Un atteggiamento di opposizione preconcetta con il quale il Pontificato si scontra. Ma se tutti i Papi hanno sperimentato tali difficoltà, questa volta c'è di nuovo che essendo vivo il predecessore viene alimentato purtroppo da personaggi che si fanno scudo della grandezza del Papa Emerito per agire contro la riforma della Curia, sulla cui necessità si era espresso apertamente 5 anni fa lo stesso Joseph Ratzinger, all'atto delle sue dimissioni.
Ci sono tradizionalisti che si autodefiniscono "ratzingeriani", che vaneggiano su una "opzione Benedetto" da contrapporre alla Chiesa povera e in uscita di Francesco, non deve far dimenticare l'umiltà e bontà di quello che il successore considera "un nonno saggio". Tutto questo ferisce Francesco e certo non fa piacere al predecessore.

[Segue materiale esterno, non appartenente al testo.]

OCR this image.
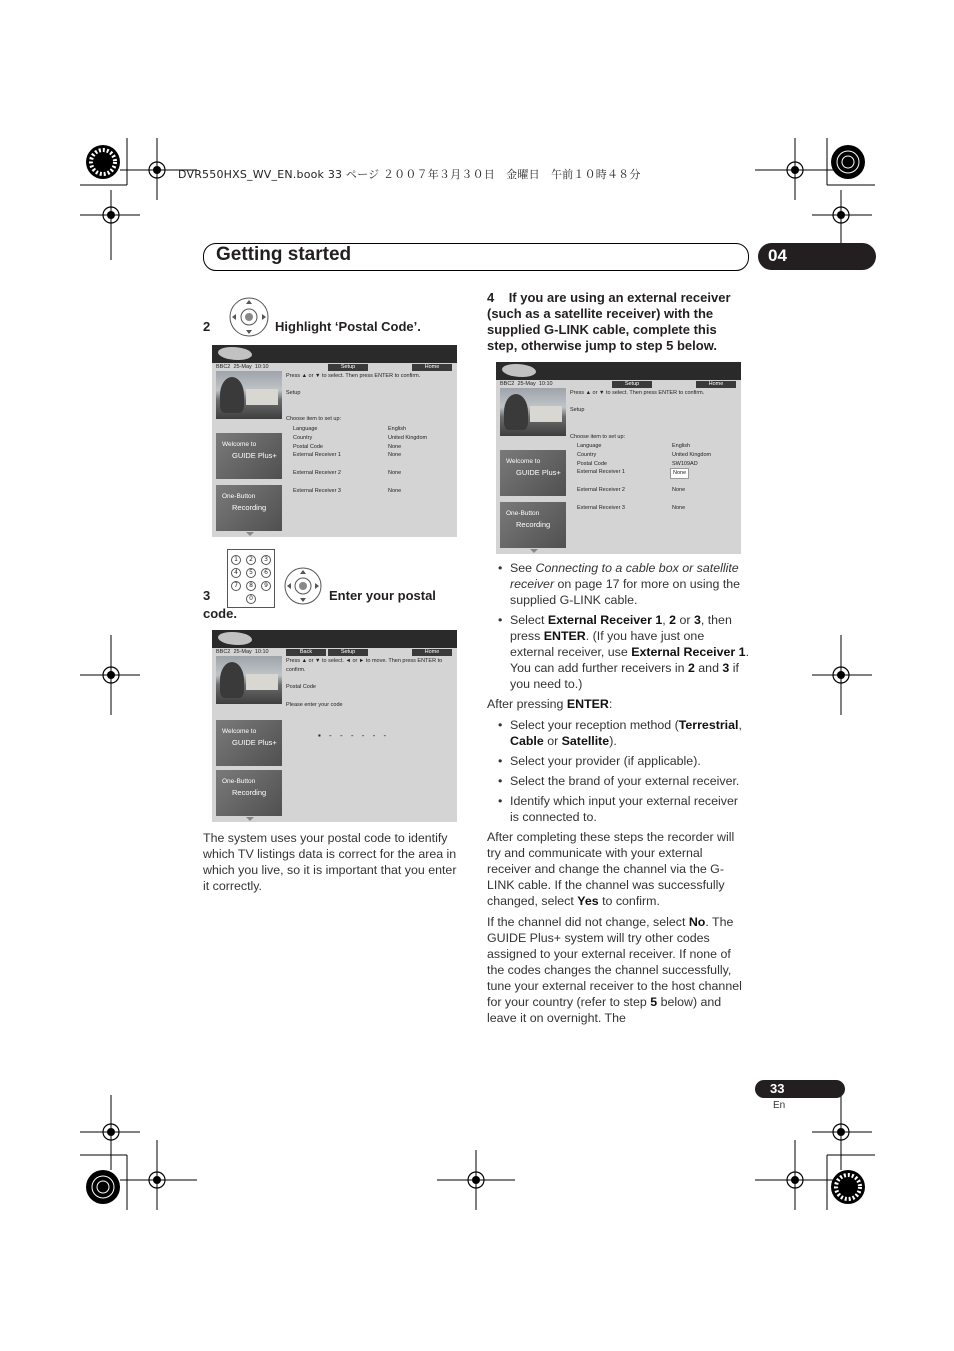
DVR550HXS_WV_EN.book 33 ページ ２００７年３月３０日　金曜日　午前１０時４８分
Getting started	04
2	Highlight ‘Postal Code’.
BBC2 25-May 10:10	Setup	Home
Press ▲ or ▼ to select. Then press ENTER to confirm.
Setup
Choose item to set up:
Language	English
Country	United Kingdom
Postal Code	None
External Receiver 1	None
External Receiver 2	None
External Receiver 3	None
Welcome to
GUIDE Plus+
One-Button
Recording
1	2	3
4	5	6
7	8	9
0
3	Enter your postal
code.
BBC2 25-May 10:10	Back	Setup	Home
Press ▲ or ▼ to select. ◄ or ► to move. Then press ENTER to confirm.
Postal Code
Please enter your code
▪ - - - - - -
Welcome to
GUIDE Plus+
One-Button
Recording
The system uses your postal code to identify which TV listings data is correct for the area in which you live, so it is important that you enter it correctly.
4 If you are using an external receiver (such as a satellite receiver) with the supplied G-LINK cable, complete this step, otherwise jump to step 5 below.
BBC2 25-May 10:10	Setup	Home
Press ▲ or ▼ to select. Then press ENTER to confirm.
Setup
Choose item to set up:
Language	English
Country	United Kingdom
Postal Code	SW109AD
External Receiver 1	None
External Receiver 2	None
External Receiver 3	None
Welcome to
GUIDE Plus+
One-Button
Recording
• See Connecting to a cable box or satellite receiver on page 17 for more on using the supplied G-LINK cable.
• Select External Receiver 1, 2 or 3, then press ENTER. (If you have just one external receiver, use External Receiver 1. You can add further receivers in 2 and 3 if you need to.)
After pressing ENTER:
• Select your reception method (Terrestrial, Cable or Satellite).
• Select your provider (if applicable).
• Select the brand of your external receiver.
• Identify which input your external receiver is connected to.
After completing these steps the recorder will try and communicate with your external receiver and change the channel via the G-LINK cable. If the channel was successfully changed, select Yes to confirm.
If the channel did not change, select No. The GUIDE Plus+ system will try other codes assigned to your external receiver. If none of the codes changes the channel successfully, tune your external receiver to the host channel for your country (refer to step 5 below) and leave it on overnight. The
33
En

Il maggiore teologo vivente
Joseph Ratzinger, che gode di una discreta salute considerando l'età, probabilmente resta anche il maggiore teologo vivente, autore - era stato detto 13 anni fa nei giorni dell'elezione - di più libri di quanti mediamente ne avessero letti gli altri cardinali di Santa Romana Chiesa, ma è prima di tutto un uomo buono e umile. "Umile lavoratore della vigna del Signore", volle definirsi affacciandosi per la prima volta da Papa (con le maniche di un maglione nero da professore che spuntavano sotto l'abito bianco appena indossato, a riprova che, seppure per molti di noi era il favorito, lui mai si sarebbe aspettato di essere eletto).

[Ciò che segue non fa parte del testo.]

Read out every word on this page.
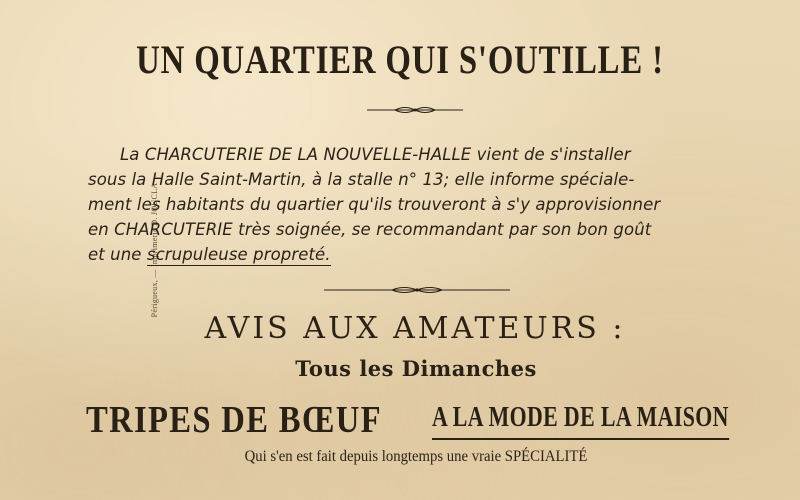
Périgueux, — Imprimerie D. JOUCLA
UN QUARTIER QUI S'OUTILLE !
La CHARCUTERIE DE LA NOUVELLE-HALLE vient de s'installer
sous la Halle Saint-Martin, à la stalle n° 13; elle informe spéciale-
ment les habitants du quartier qu'ils trouveront à s'y approvisionner
en CHARCUTERIE très soignée, se recommandant par son bon goût
et une scrupuleuse propreté.
AVIS AUX AMATEURS :
Tous les Dimanches
TRIPES DE BŒUF A LA MODE DE LA MAISON
Qui s'en est fait depuis longtemps une vraie SPÉCIALITÉ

Un lavoro intellettuale, quello svolto fino ad allora. E al quale da vescovo di Roma non ha rinunciato, offrendo alla guida della Chiesa, da lui esercitata coniugando dolcezza e fermezza, il valore aggiunto della sua elaborazione culturale. Nella decisione di non abbandonare nel suo Pontificato il lavoro di teologo emerge poi la sua grande apertura. Nella prefazione al primo volume del suo "Gesù di Nazaret" scrive un'altra frase che rimane impressa:
"Questo libro non è assolutamente un atto magisteriale, ma è unicamente espressione della mia ricerca personale del 'volto del Signorè. Perciò ognuno è libero di contraddirmi. Chiedo solo alle lettrici e ai lettori quell'anticipo di simpatia senza la quale non c'è alcuna comprensione".
Forse nessun Papa aveva mai parlato in questi termini. E nessun Papa si è speso quanto lui nella lotta agli abusi. L'intero pontificato ratzingeriano è stato punteggiato, come fossero le stazioni di una "Via Crucis", dagli incontri di Benedetto XVI con le vittime che hanno avuto luogo in Vaticano, negli Usa, in Australia, a Malta, in Gran Bretagna e in Germania.
"Possano la nostra tristezza e le nostre lacrime, il nostro sforzo sincero di raddrizzare gli errori del passato, e il nostro fermo proposito di correzione, portare abbondanti frutti di grazia", ha scritto Benedetto XVI che per una volta, nella lettera ai cattolici dell'Irlanda del 19 marzo 2010 significativamente, utilizza il plurale delle dichiarazioni solenni, unendo il suo dolore sincero a quello delle vittime di tanto scempio: in altri Paesi, ricorda, "mi sono soffermato con loro, ho ascoltato le loro vicende, ho preso atto della loro sofferenza, ho pregato con e per loro, così come sono disponibile a farlo in futuro".
Una promessa raccolta da Papa Francesco perché quel plurale usato da Ratzinger esprime apertamente, e senza cercare alibi per nessuno, "la vergogna e il rimorso che tutti proviamo". "Tutti noi - si legge in quel testo - stiamo soffrendo come conseguenza dei peccati di nostri confratelli che hanno tradito una consegna sacra o non hanno affrontato in modo giusto e responsabile le accuse di abuso", spiega il Papa, poi dimissionario, qualificando nello stesso modo - ed è uno dei grandi elementi di novità di questo straordinario documento - i crimini dei preti pedofili e la colpevole passività dei vescovi.
"Seri errori furono commessi nel trattare le accuse", ammette dunque il Pontefice tedesco, che confessa di aver provato in prima persona anch'egli "lo sgomento e il senso di tradimento che molti hanno sperimentato al venire a conoscenza di questi atti peccaminosi e criminali e del modo in cui le autorità della Chiesa in Irlanda li hanno affrontati". Sono parole molto simili a quelle della lettera scritta da Papa Francesco qualche giorno fa ai vescovi cileni. Una dimostrazione ulteriore, se ce ne fossero bisogno, della vicinanza spirituale tra i due Papi che "coabitano" in Vaticano.